Efficiency The divide and conquer algorithm is also of time complexity O( n logn). This algorithm is often used for cases in three dimensions. A technicality of the divide and conquer method lies in how many points are in the set. If the set has less than four points, there is no need to sort the points, but rather for these special cases, determine the hull separately. A downside to this algorithm is the overhead associated with recursive function calls.
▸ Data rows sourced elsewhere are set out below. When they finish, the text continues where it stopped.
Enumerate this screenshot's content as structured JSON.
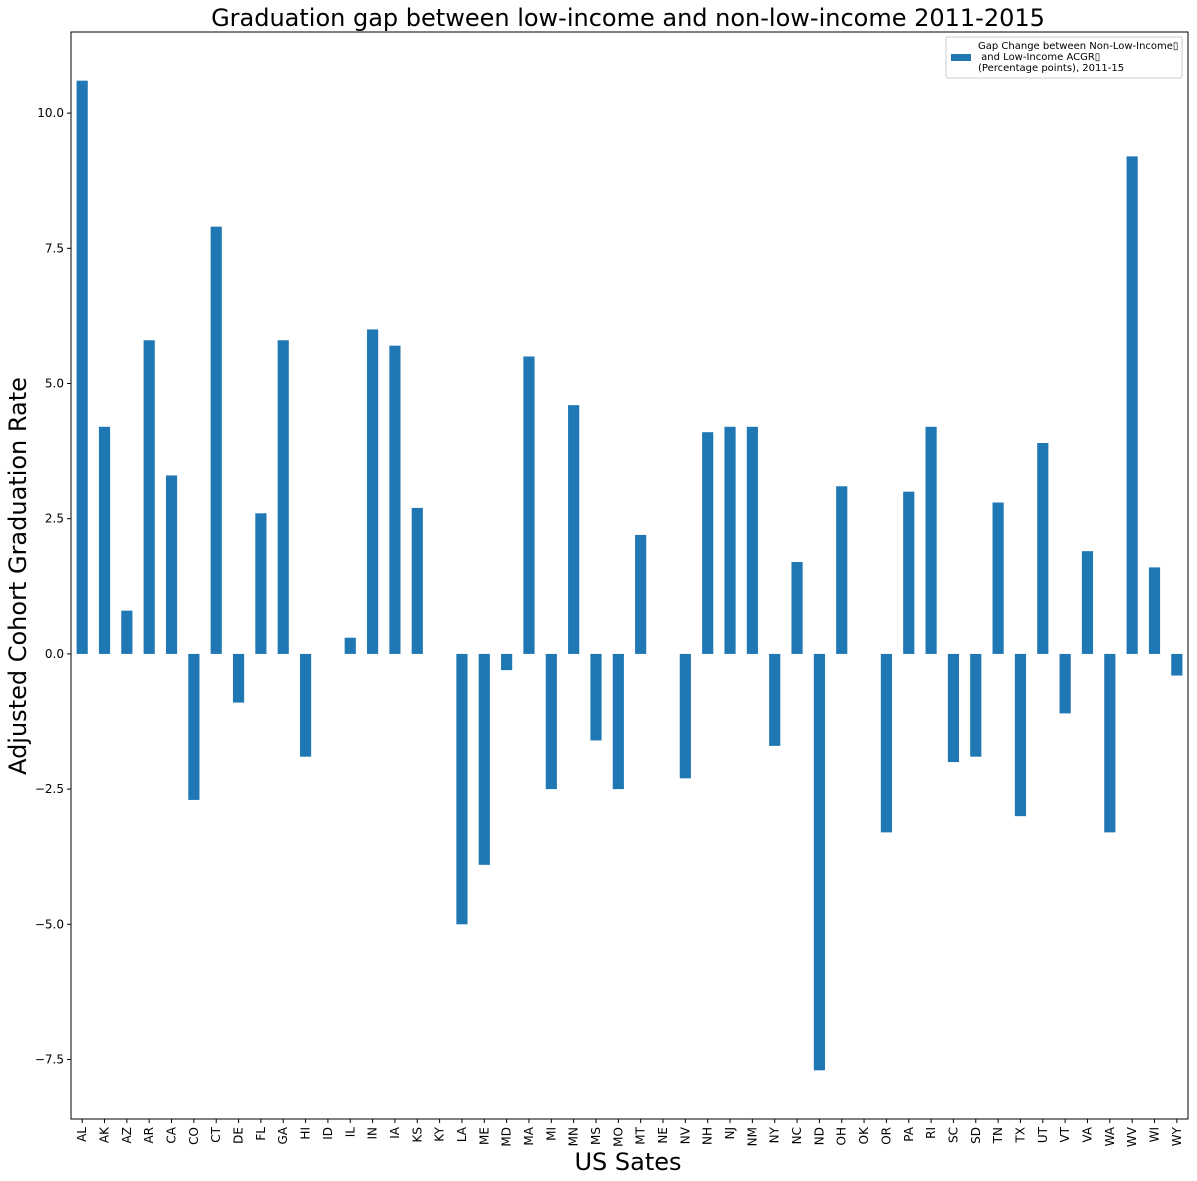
{
  "chart_data": {
    "type": "bar",
    "title": "Graduation gap between low-income and non-low-income 2011-2015",
    "xlabel": "US Sates",
    "ylabel": "Adjusted Cohort Graduation Rate",
    "ylim": [
      -8.6,
      11.5
    ],
    "yticks": [
      -7.5,
      -5.0,
      -2.5,
      0.0,
      2.5,
      5.0,
      7.5,
      10.0
    ],
    "ytick_labels": [
      "−7.5",
      "−5.0",
      "−2.5",
      "0.0",
      "2.5",
      "5.0",
      "7.5",
      "10.0"
    ],
    "grid": false,
    "legend_position": "top-right",
    "color": "#1f77b4",
    "categories": [
      "AL",
      "AK",
      "AZ",
      "AR",
      "CA",
      "CO",
      "CT",
      "DE",
      "FL",
      "GA",
      "HI",
      "ID",
      "IL",
      "IN",
      "IA",
      "KS",
      "KY",
      "LA",
      "ME",
      "MD",
      "MA",
      "MI",
      "MN",
      "MS",
      "MO",
      "MT",
      "NE",
      "NV",
      "NH",
      "NJ",
      "NM",
      "NY",
      "NC",
      "ND",
      "OH",
      "OK",
      "OR",
      "PA",
      "RI",
      "SC",
      "SD",
      "TN",
      "TX",
      "UT",
      "VT",
      "VA",
      "WA",
      "WV",
      "WI",
      "WY"
    ],
    "series": [
      {
        "name": "Gap Change between Non-Low-Income\u0000\n and Low-Income ACGR\u0000\n(Percentage points), 2011-15",
        "legend_lines": [
          "Gap Change between Non-Low-Income▯",
          " and Low-Income ACGR▯",
          "(Percentage points), 2011-15"
        ],
        "values": [
          10.6,
          4.2,
          0.8,
          5.8,
          3.3,
          -2.7,
          7.9,
          -0.9,
          2.6,
          5.8,
          -1.9,
          0.0,
          0.3,
          6.0,
          5.7,
          2.7,
          0.0,
          -5.0,
          -3.9,
          -0.3,
          5.5,
          -2.5,
          4.6,
          -1.6,
          -2.5,
          2.2,
          0.0,
          -2.3,
          4.1,
          4.2,
          4.2,
          -1.7,
          1.7,
          -7.7,
          3.1,
          0.0,
          -3.3,
          3.0,
          4.2,
          -2.0,
          -1.9,
          2.8,
          -3.0,
          3.9,
          -1.1,
          1.9,
          -3.3,
          9.2,
          1.6,
          -0.4
        ]
      }
    ]
  }
}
Quickhull Interactive, redraw as you go algorithm. Similar to quicksort in efficiency. Sort in terms of increasing x-coordinate values. Find four extreme points and form a quadrilateral. Discard all points that lie within the quadrilateral. Each edge of the quadrilateral is then examined to see whether any points lie outside the edge of the current hull. A triangle is drawn from the edge to the point that lies the furthest outside of the edge. Any points within this triangle are eliminated because they do not lie on the hull. The original edge is removed and new edges are formed with the new point and two closest extreme points. Edges added to a bucket from which recursion takes place to find any points that lie outside the edge and drawing new triangles until all points are eliminated other than the vertices of the hull. http://www.cs.princeton.edu/courses/archive/spr10/cos226/demo/ah/QuickHull.html

Efficiency Proposed by Preparata and Hong in 1977 Quickhull method exhibits O( n logn) complexity. For unfavorable inputs, the worst case can be O(n2). Overall, this algorithm is dependent upon how evenly the points are split at each stage. At times this algorithm can be more useful than Graham’s scan, but if the points are not evenly distributed then it is often not. Points uniformly distributed in a square can throw out all inner points in only a few iterations. The quickhull algorithm saves time in that the quicksort of the points (splitting then into an upper and lower hull) splits the problem into two smaller sub-problems that are solved the same way. It also saves time due to the fact that a significant amount of points that lie within the quadrilateral formed can be eliminated immediately. The main disadvantage to this algorithm is the overhead associated with recursive function calls.